Posts Tagged ‘Smart Staffordshire’

The New Parent Mentoring Scheme and Vision for Staffordshire

Monday, November 4th, 2019

I’m always heartened by colleagues who take matters into their own hands and come up with solutions – it reminds me of the calibre and energy of our people. I spent some time recently with 5 members of the New Parent Mentoring Scheme, an initiative to assist colleagues who are becoming parents for the first time. The group is made up of people who have recently returned to work themselves from maternity and paternity leave, and who are keen to offer support to those going through the same process.  They focus on providing practical and emotional advice and guidance, providing a “buddy” from prior to the birth through to the return to work.  Some of what they have identified is practical, such as our ICT policies which lock accounts out which have not been active for a number of weeks, but a lot of it is about supporting people who are juggling work and parenthood for the first time. I was enormously impressed with the enthusiasm of the group, and I envisage that it will grow in strength, not only in the practical aspects of supporting colleagues, but also in formulating policy which fits with our People Strategy of retaining, developing and recruiting quality people. 
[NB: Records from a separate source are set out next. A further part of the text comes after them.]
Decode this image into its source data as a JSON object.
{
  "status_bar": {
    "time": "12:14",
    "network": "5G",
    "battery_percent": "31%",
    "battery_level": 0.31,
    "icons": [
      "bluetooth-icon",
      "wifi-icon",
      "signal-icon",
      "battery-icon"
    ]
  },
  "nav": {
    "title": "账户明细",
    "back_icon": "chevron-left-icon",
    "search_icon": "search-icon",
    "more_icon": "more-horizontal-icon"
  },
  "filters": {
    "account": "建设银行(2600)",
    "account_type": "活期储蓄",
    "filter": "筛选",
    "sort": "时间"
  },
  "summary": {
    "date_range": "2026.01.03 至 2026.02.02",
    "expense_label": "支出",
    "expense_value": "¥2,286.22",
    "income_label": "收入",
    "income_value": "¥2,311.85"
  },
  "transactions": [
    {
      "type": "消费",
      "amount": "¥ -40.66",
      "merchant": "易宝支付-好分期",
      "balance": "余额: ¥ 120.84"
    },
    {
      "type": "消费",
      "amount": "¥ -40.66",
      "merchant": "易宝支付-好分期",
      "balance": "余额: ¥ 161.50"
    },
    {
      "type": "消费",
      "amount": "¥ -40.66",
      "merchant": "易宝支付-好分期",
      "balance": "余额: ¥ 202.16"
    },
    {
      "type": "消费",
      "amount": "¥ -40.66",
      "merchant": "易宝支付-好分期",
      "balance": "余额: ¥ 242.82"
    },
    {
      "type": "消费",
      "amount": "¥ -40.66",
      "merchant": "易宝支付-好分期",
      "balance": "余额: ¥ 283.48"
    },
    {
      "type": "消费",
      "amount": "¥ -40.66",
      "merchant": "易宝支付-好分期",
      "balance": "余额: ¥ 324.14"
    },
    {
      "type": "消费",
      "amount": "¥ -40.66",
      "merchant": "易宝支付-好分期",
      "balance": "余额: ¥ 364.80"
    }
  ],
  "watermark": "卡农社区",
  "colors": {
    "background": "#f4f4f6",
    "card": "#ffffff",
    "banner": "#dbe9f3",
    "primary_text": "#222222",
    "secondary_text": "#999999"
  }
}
Also this week we had the high level meeting of the Vision for Staffordshire group, attracting senior leaders from across the public and private sectors.  The three areas that we are focussing on are: Smart Staffordshire, in which we are looking to retain the lead that we have built in superfast broadband into the next generations of 5G mobile phones and fibre broadband; a Data Institute in which we are looking to maximise the sharing of data across the public sector to the benefit of Staffordshire’s residents: and Place Branding, an effort to produce a coherent and compelling brand for Staffordshire with due consideration of our history, but focussing on the county that we want to be in the future. It’s a fascinating set of programmes, and it is clear that the County Council sits at the centre, as the organisation with the reach and the mandate to provide the necessary leadership and effort.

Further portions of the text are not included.